Los dos trolls se abalanzaron para clavar sus garras sobre sus indefensas presas, pero Drizzt pasó como un relámpago ante ellos y en un instante los monstruos se dieron cuenta de que ya no tenían garras con las que atacar.

—¡Corre! —gritó Drizzt, protegiendo la retaguardia mientras animaba al bárbaro con un torrente de entusiastas palabras. En aquel último arranque de ansia de batalla, el cansancio desapareció por completo del drow. Corría por todas partes y desafiaba a gritos a los trolls, pero cualquiera que se acercara demasiado probaba el filo de sus cimitarras.

Gruñendo con cada doloroso paso y con los ojos ardiendo por el sudor, Wulfgar salió corriendo a ciegas. No se detuvo a pensar cuánto tiempo podría continuar avanzando con una carga tan pesada, ni en la muerte segura y horrorosa que lo acechaba por los flancos y que probablemente le cortaba también el paso. No se detuvo a pensar en el dolor insufrible de su espalda herida, o en la nueva punzada que sentía en el dorso de la rodilla. Su mente estaba únicamente concentrada en ir poniendo una bota delante de la otra.

Atravesaron unas zarzas, bajaron una colina y rodearon otra. Sus corazones se alegraron un instante pero pronto decayó su ánimo. Ante ellos se abría el amplio bosque que Regis había vislumbrado, el final de los Páramos Eternos, pero entre ellos y el bosque esperaba un sólido grupo de trolls, de tres filas de ancho.

No era tan fácil librarse de las garras de los páramos.

—Sigue —ordenó Drizzt a Wulfgar en un susurro, como si temiera que los páramos pudieran oírlo—. Me queda aún una última baza.

Wulfgar vio el grupo de trolls ante él, pero incluso en la situación actual, su confianza en Drizzt superaba todas las objeciones que pudiera hacerle su sentido común. Tras asir con más firmeza a Bruenor y Regis, inclinó la cabeza y empezó a gruñir a aquellas bestias, soltando gritos de rabia frenética.

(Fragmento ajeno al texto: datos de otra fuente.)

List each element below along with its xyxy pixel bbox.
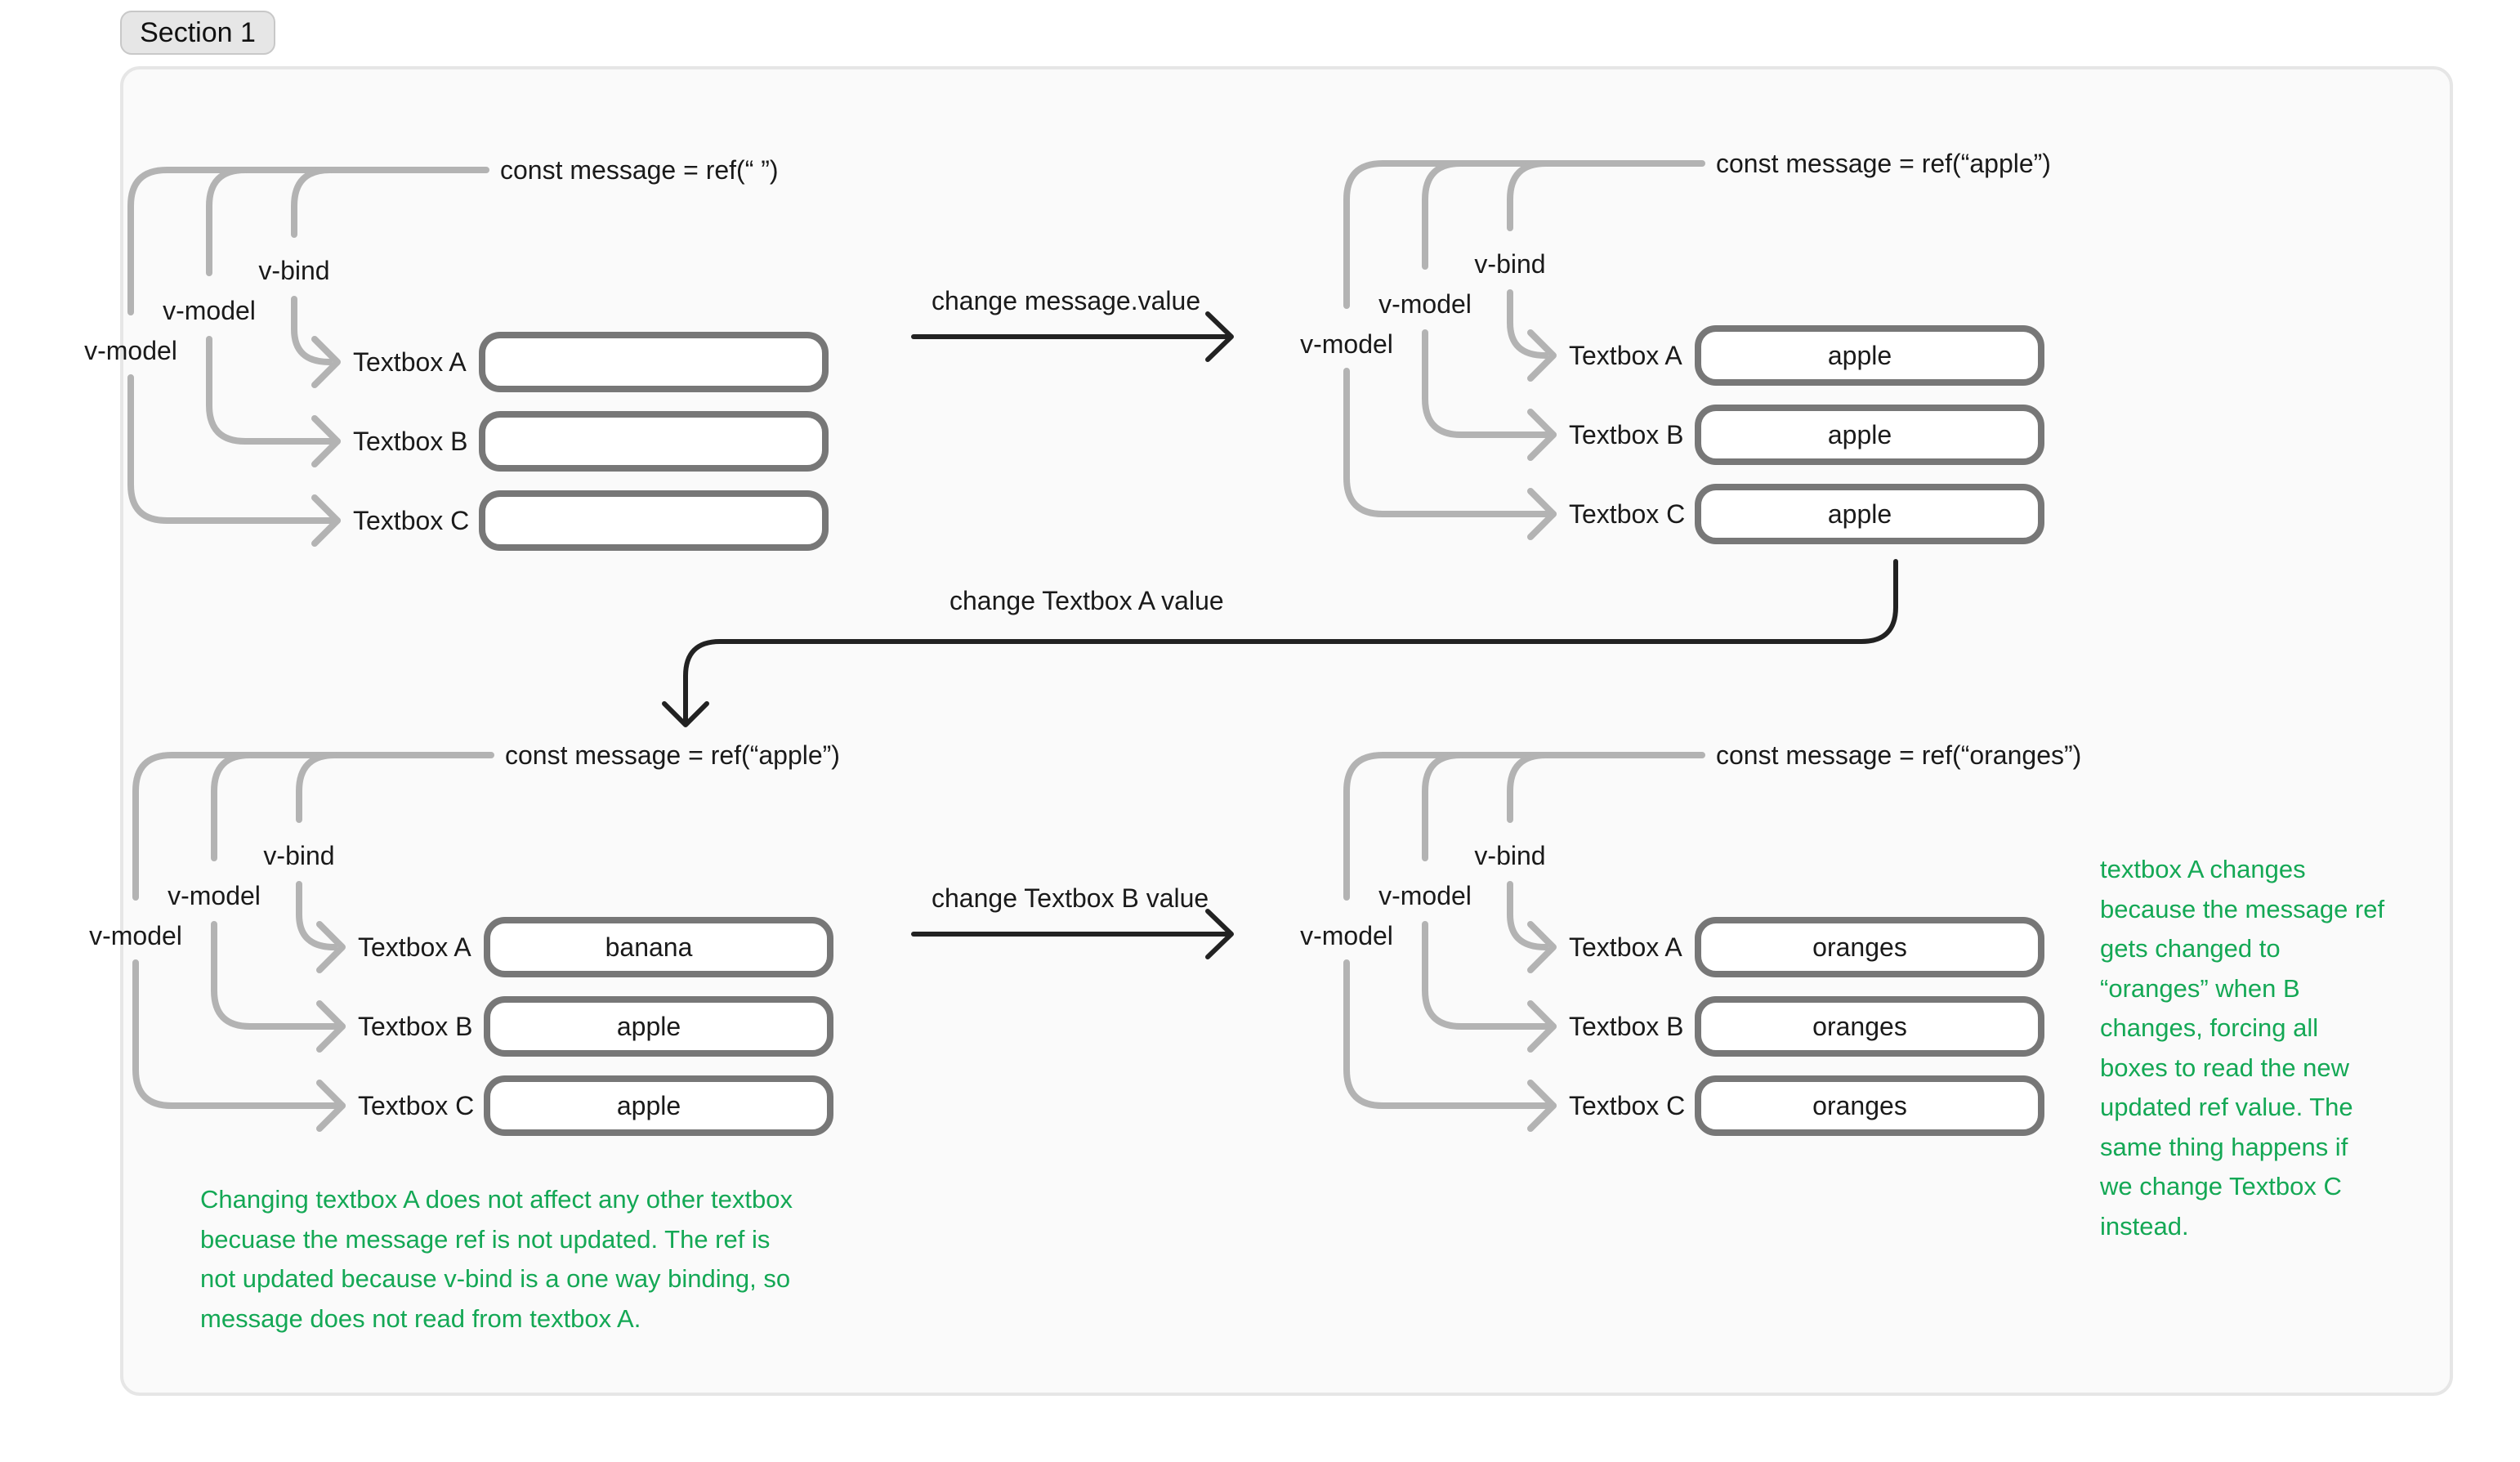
textbox-value: oranges <box>1812 1091 1907 1120</box>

Cuando estaba a punto de alcanzar a los trolls, con Drizzt pisándole los talones, y los monstruos esperaban ansiosos el momento de detener su impulso, el drow jugó su última carta.

Llamaradas mágicas empezaron a surgir del bárbaro. No tenían poder alguno para quemar, ni a Wulfgar ni a los trolls, pero la visión del enorme hombre salvaje envuelto en llamas que se abalanzaba sobre ellos sembró el terror en los corazones de los monstruos, normalmente impasibles.

Drizzt hizo durar el hechizo el tiempo preciso, permitiendo a los trolls un único segundo para reaccionar a aquella trampa. La fila de monstruos se abrió como si fuera agua ante la quilla de un barco y Wulfgar, tambaleándose al no encontrar el impacto que esperaba, se coló entre ellos, con Drizzt pegado a él.

Cuando los trolls se reagruparon para emprender la persecución, sus presas subían ya la última colina para salir de los Páramos Eternos y se introducían en el bosque…, un bosque bajo la protección de la dama Alustriel y los galantes Caballeros de Plata.

Al llegar al primer árbol, Drizzt se volvió para ver si los seguían. Una pesada niebla se arremolinaba en los páramos, como si aquella malvada tierra hubiera cerrado sus puertas tras ellos. Ningún troll atravesó sus límites.

El drow se apoyó contra el tronco del árbol, demasiado exhausto para sonreír.